• caribfuels

Shipping Gets Ready As IMO 2020 Looms

From January 1st, 2020, the International Maritime Organization (IMO) will enforce a new 0.5% global sulphur cap on fuel oil. They have also announced a 50% reduction in green-house gas emissions from ships by 2050. This new cap is in response to growing environmental concerns, specifically involving the emissions generated by the shipping industry.


The new cap was originally announced in October 2016 at a session of the IMO’s Marine Environmental Protection Committee (MEPC).


Regions that have existing Emission Control Areas (ECA) include the Baltic Sea, the North Sea, North American, and the US Caribbean.


New regulation will most likely change the maritime industry while simultaneously posing a significant challenge to ship owners. However, it seems that concerns over fuel shortage with respect to Low Sulphur Fuel Oil (LSFO) are largely unfounded.


“All major bunkering ports report that they are able to match demand (for LFSO)," said Tim Huxley, Chairman of Mandarin Shippingsaid. "It is a potential shortage of Heavy Fuel Oil (HFO) which is raising concerns."


Huxley also assures that these shortages will occur in some of the small bunkering ports around the globe. There should not be any significant problems at major ports.
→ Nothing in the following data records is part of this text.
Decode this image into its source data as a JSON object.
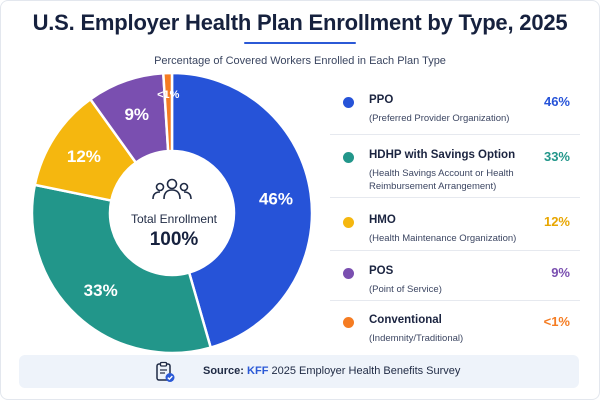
{
  "header": {
    "title": "U.S. Employer Health Plan Enrollment by Type, 2025",
    "subtitle": "Percentage of Covered Workers Enrolled in Each Plan Type"
  },
  "center": {
    "icon": "people-group-icon",
    "label": "Total Enrollment",
    "value": "100%"
  },
  "chart_data": {
    "type": "pie",
    "title": "U.S. Employer Health Plan Enrollment by Type, 2025",
    "subtitle": "Percentage of Covered Workers Enrolled in Each Plan Type",
    "donut": true,
    "legend_position": "right",
    "slices": [
      {
        "name": "PPO",
        "description": "(Preferred Provider Organization)",
        "value": 46,
        "label": "46%",
        "color": "#2653d8",
        "value_color": "#2653d8"
      },
      {
        "name": "HDHP with Savings Option",
        "description": "(Health Savings Account or Health Reimbursement Arrangement)",
        "value": 33,
        "label": "33%",
        "color": "#22968a",
        "value_color": "#22968a"
      },
      {
        "name": "HMO",
        "description": "(Health Maintenance Organization)",
        "value": 12,
        "label": "12%",
        "color": "#f5b70f",
        "value_color": "#e8a600"
      },
      {
        "name": "POS",
        "description": "(Point of Service)",
        "value": 9,
        "label": "9%",
        "color": "#7a4fb0",
        "value_color": "#7a4fb0"
      },
      {
        "name": "Conventional",
        "description": "(Indemnity/Traditional)",
        "value": 1,
        "label": "<1%",
        "color": "#f57c22",
        "value_color": "#f57c22"
      }
    ]
  },
  "source": {
    "icon": "clipboard-check-icon",
    "prefix": "Source:",
    "org": "KFF",
    "rest": " 2025 Employer Health Benefits Survey"
  }
}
Another major issue is a concern that ship engines and machinery will be adversely affected by the lower viscosity of the lighter fuel oil. This could mean serious leaks occurring in the engine room.


The industry has moved to deal with this potential issue by working with lubricant oil suppliers to manage the switch.
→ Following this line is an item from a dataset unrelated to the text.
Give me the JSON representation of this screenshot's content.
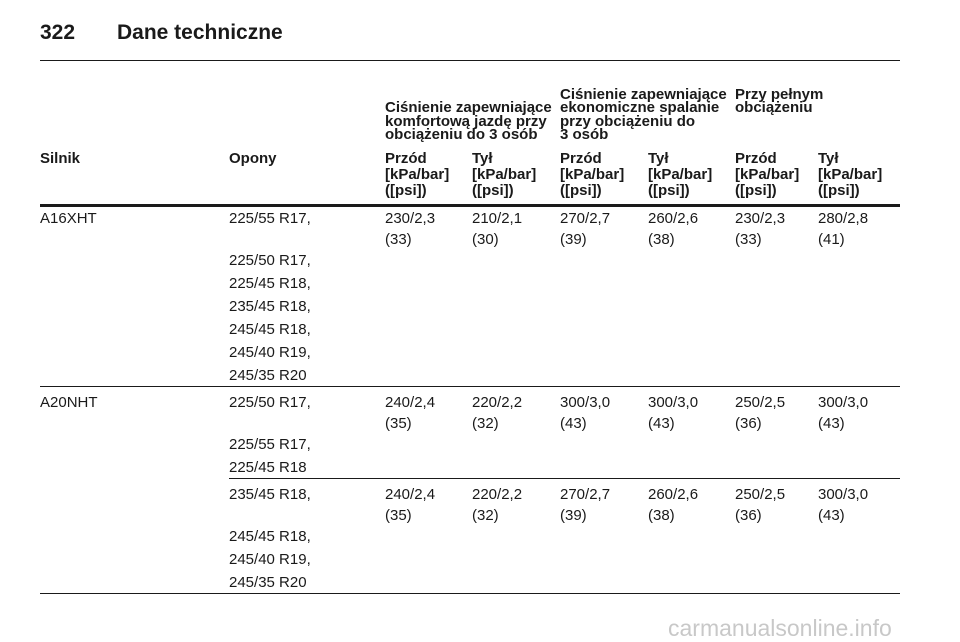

“There will need to be close scrutiny of the effect on items such as piston rings etc., from the switch to low sulphur fuel and it is almost inevitable that there will be some technical issues somewhere – as an owner you just hope you have done the right preparation and got the right suppliers,” he said.


However, with a caveat, Huxley said that when any major switch is made there are bound to be some uncertainties, whether that is with recently installed ‘scrubber’ technology which removes sulphur dioxide from exhaust fumes or a switch to new fuels.